Weld fatigue criteria wasn’t developed through the same testing as normal material criteria, like various steels. The codes developed the criteria not by treating welds as only weld metal, but rather as a complete welded structure. Such a structure has a number of description properties: it contains random imperfections (flaws), it contains complex residual stresses, and it contains an unknown precise local geometry. Therefore, the weld criteria was developed for distinct overall geometries (butt weld, T weld, etc.), rather than for a simple metal.
The geometry aspect is often misunderstood, and thus deserves further discussion. The code starts with an as-welded configuration, be it butt weld, T weld, or other. Thus, it recognizes that, a priori, in the design stage, one cannot guarantee a local weld geometry, when fabricating a large structure. When welding un-machined parts, which will not be subsequently machined, on ALL surfaces, the code recognizes that even automatic weld processes will not deposit the same exact geometry over large runs. Each weld process, itself, may also provide different geometry to the final cover passes. To limit this variation somewhat, the code expects that good welding practices are included, such as typical weld inspection visual criteria. Implied also (from drawings and test data) is that all fillet welds, or reinforcements, are equal leg (45 degree). A further variation limit is imposed by expecting the welds to have been 100% ultrasonically inspected, and cleared to a reasonable acceptance criteria for flaws. That this is so, is evidenced by the code concentration on weld toe cracks (and expectation that weld throat will be sufficient in fillet welds).

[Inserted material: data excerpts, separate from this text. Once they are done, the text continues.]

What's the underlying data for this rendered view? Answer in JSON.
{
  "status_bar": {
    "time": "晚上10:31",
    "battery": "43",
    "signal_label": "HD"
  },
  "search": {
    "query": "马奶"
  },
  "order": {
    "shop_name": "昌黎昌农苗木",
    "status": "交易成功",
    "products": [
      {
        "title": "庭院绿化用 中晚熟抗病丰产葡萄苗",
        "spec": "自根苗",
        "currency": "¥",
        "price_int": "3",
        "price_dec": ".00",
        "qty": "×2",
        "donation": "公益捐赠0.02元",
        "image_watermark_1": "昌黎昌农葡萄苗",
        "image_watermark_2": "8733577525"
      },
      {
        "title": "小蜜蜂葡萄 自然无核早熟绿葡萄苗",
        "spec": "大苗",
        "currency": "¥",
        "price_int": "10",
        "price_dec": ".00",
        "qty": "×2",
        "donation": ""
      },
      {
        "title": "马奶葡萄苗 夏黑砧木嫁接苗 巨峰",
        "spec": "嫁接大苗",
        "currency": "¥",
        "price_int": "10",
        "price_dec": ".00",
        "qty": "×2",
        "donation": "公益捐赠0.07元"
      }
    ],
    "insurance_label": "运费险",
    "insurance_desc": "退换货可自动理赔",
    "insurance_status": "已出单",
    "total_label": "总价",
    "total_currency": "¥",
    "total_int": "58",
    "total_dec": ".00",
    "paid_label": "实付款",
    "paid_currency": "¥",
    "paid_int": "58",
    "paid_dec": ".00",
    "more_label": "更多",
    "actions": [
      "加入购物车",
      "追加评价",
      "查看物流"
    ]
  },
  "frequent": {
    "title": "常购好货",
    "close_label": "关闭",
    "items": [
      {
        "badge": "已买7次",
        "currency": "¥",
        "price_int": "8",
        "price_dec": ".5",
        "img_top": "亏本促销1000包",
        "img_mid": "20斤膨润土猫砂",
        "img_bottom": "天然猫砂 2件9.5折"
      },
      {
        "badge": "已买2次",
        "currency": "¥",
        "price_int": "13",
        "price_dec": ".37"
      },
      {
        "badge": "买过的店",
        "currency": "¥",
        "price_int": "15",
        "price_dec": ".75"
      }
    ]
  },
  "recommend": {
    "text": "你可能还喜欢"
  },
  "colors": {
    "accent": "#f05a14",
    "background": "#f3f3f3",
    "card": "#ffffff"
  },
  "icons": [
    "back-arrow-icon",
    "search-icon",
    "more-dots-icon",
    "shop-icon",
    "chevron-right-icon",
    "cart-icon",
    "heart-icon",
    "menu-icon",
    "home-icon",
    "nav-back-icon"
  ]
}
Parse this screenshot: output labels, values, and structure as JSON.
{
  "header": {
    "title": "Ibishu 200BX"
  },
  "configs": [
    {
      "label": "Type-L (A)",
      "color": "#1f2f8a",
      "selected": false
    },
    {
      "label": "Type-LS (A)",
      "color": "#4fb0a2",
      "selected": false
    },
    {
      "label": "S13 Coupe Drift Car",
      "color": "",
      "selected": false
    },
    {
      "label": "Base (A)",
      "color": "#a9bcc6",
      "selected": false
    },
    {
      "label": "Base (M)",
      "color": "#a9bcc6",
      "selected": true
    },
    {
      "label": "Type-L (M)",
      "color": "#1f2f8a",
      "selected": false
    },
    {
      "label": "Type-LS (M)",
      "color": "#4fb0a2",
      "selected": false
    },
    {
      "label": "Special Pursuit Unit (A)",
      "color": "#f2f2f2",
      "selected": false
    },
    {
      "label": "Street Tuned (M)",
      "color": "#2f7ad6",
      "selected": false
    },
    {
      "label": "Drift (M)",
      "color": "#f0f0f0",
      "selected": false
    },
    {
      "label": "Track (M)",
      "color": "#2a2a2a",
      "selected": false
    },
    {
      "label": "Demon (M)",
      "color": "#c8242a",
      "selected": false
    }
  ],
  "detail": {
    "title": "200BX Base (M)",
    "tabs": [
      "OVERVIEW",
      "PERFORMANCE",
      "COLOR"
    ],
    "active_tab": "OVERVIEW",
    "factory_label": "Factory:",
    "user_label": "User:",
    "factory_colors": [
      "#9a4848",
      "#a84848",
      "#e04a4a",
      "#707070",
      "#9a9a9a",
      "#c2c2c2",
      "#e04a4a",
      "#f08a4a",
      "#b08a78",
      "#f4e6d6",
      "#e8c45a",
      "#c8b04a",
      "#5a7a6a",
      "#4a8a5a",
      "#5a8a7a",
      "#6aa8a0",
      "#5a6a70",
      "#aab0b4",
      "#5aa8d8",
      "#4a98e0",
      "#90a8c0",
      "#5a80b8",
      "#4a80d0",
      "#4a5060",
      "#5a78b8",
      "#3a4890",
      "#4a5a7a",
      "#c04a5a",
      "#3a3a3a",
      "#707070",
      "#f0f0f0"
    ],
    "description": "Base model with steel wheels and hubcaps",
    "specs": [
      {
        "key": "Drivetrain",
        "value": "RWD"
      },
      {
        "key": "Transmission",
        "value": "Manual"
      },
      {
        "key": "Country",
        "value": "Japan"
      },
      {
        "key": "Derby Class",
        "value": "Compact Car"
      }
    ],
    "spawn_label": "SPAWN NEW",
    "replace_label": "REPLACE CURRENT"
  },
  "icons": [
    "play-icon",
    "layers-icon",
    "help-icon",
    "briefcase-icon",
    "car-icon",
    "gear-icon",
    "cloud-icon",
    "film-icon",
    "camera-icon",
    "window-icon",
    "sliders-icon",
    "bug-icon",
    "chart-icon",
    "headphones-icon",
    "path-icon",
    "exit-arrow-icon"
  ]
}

To create a graphical fatigue criteria for such a range of weld structures, that criteria must be based on a uniform testing procedure, and on a defined, measured, stress. Such a stress could be the “far field”, or “nominal” stress. Indeed this P/A + Mc/I stress is the basic stress considered, for codes avoiding the complex geometries of offshore platform weld joints, and the pictorial definitions of joints, in those codes, usually present a loading arrow to show the far field load considered (in the testing). The weld fatigue criteria obtained from that testing, is then graphically presented, per overall weld joint configuration (butt weld, T weld, etc.). This is shown BS 7608 [1], and as the first case in IIW [2].
As weld joints become more complicated/diverse, and the structural analysis by finite element method (FEA) is used, a slightly more complicated stress, called the “hot spot stress”, may come to be used. This is the stress at the weld toe, found by extrapolation from the far field results. In BS 7608, this is the basis for the “T” class, and IIW contains a second set of graphical criteria for use with this stress. Note that the changes between the first and second cases in IIW (nominal stress versus hot spot stress) is nothing more than a recalibration of the stress plots against a differently calculated stress variable. The second case also admits a more complex loading pattern than the original experimental data used to construct the nominal stress plots. Nothing else has changed in the weld joint configuration.
Often mining specifications require fully ground welds, and here is where another confusion arises. The weld codes are predominantly concerned with weld toe discontinuities and cracking. Therefore, the weld grinding considered by the code is TOE grinding. It can be seen that this is true, since weld grinding is given the SAME stress allowable advantage (factor = 1.3), as any other weld toe treatment procedure, such as TIG dressing or hammer peening, for example, which certainly do not produce the same geometry as toe grinding. Therefore, a “ground weld”, according to code, can still have rough, as-welded, surface elsewhere (exception = butt welds), and does not remove all geometric stress concentration effects.
Because of the above, codes do NOT accept the FEA calculated peak stresses, on fully ground welds, to be used with the graphical fatigue curves such as BS 7608, or IIW first two cases. Peak stresses, correctly calculated, can only be used in IIW case three, the effective notch stress. Note that for this case there is only ONE stress allowable plot, which makes sense, since the correct calculation/use of peak stress eliminates the need for all varied overall joint geometries. These geometries are now already fully incorporated within the FEA calculation of the peak stress magnitude.
The above is intended to illustrate the difference between how weld fatigue criteria is obtained, from that of ordinary steels. It shows that one cannot change the weld stress calculations, without correspondingly adjusting the weld criteria graphs, as per IIW cases one, two, and three. The use of the criteria graphs must be consistent with the stress calculation. It should be noted that similar logic is employed in setting the current, relatively low, stress allowables for large grinding mill castings.
[1] BS 7608, Code for Practice for Fatigue Design and Assessment of Steel Structures, including amendment 1, Feb. 1995.
[2] IIW – 1823 – 07, Recommendations for Fatigue Design of Welded Joints and Components, Dec. 2008.